More precise and adaptive calculations
One of the difficulties is that it is not possible to measure the condition of the battery, it must be calculated. Also, the factors are constantly changing, depending on the temperature, current and cell voltage, as well as the age of the battery. This means that the algorithms must be adaptive in order to constantly adjust to the changing conditions.

“The novelty is that the algorithms we have developed constantly depend on the behaviour of the individual battery cells, instead of having to assess the condition of the battery in advance,” says Torsten Wik. “This makes our calculations much more accurate. The capacity of the battery is thus being used more efficiently, and you can avoid putting a strain on the battery that causes it to age prematurely.”

Tests show that the battery thus can deliver an additional 10 percent in peak power and that the actual maximum power can be estimated at an accuracy of 2 percent.

Lithium-ion batteries are central components in electric cars and have major impact on performance and costs for the future development of electrified vehicles.

The automotive industry shows great interest
Research has been ongoing since 2012 and is financed by the Swedish Energy Agency. Volvo Cars is participating as a partner, and Björn Fridholm, industrial doctoral student, has an active role in the project.

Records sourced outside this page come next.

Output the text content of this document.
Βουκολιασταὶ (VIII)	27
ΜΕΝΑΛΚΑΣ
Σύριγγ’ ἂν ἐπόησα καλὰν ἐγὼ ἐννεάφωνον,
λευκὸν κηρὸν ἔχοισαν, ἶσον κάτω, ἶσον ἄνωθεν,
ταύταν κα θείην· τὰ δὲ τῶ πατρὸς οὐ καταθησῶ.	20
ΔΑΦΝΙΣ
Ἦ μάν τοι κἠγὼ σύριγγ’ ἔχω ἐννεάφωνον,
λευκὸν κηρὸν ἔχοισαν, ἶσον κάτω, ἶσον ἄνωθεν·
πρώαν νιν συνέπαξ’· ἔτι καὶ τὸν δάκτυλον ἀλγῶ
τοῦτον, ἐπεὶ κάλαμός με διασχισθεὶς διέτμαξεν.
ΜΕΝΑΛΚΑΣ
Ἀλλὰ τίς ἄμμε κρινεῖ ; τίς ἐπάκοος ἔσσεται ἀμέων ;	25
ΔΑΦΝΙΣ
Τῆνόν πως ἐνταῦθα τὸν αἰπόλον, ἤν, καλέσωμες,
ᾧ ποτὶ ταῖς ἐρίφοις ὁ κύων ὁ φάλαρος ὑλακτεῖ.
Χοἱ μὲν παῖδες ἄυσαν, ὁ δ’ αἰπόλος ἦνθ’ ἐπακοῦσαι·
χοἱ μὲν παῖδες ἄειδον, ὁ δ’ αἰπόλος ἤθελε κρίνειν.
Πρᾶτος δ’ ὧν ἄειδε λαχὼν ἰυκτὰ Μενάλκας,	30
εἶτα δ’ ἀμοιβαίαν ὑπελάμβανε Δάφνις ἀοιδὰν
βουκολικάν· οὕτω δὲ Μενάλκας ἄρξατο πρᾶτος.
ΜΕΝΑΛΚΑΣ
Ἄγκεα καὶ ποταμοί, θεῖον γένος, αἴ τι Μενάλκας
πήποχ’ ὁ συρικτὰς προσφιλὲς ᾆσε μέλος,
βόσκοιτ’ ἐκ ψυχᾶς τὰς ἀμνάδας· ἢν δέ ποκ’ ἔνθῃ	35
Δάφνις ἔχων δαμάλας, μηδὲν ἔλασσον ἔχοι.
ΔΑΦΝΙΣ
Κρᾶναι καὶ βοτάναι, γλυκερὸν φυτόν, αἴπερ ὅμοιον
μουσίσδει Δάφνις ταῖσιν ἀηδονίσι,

“The battery is the most expensive component in an electric car,” says Björn Fridholm. “If we can use the batteries more efficiently, it would be of great economic significance and a strategically important driving force for the continued development of electric vehicles. The cooperation with Chalmers has built up important knowledge, that we at Volvo Cars now are implementing in our products.”

Recently, the researchers in the project have been awarded the Volvo Cars Technology Award in the category Research. The project has so far resulted in three patent applications.

“It’s great that the results of the research have come to use so quickly,” Torsten Wik says. “Now we proceed to refine our calculation models even more. In the next step, we will focus on what is physically happening in the battery cells. This will require a large extent of computational power in the vehicle, but in return it is likely to provide additional potential of cost reductions and improved performance.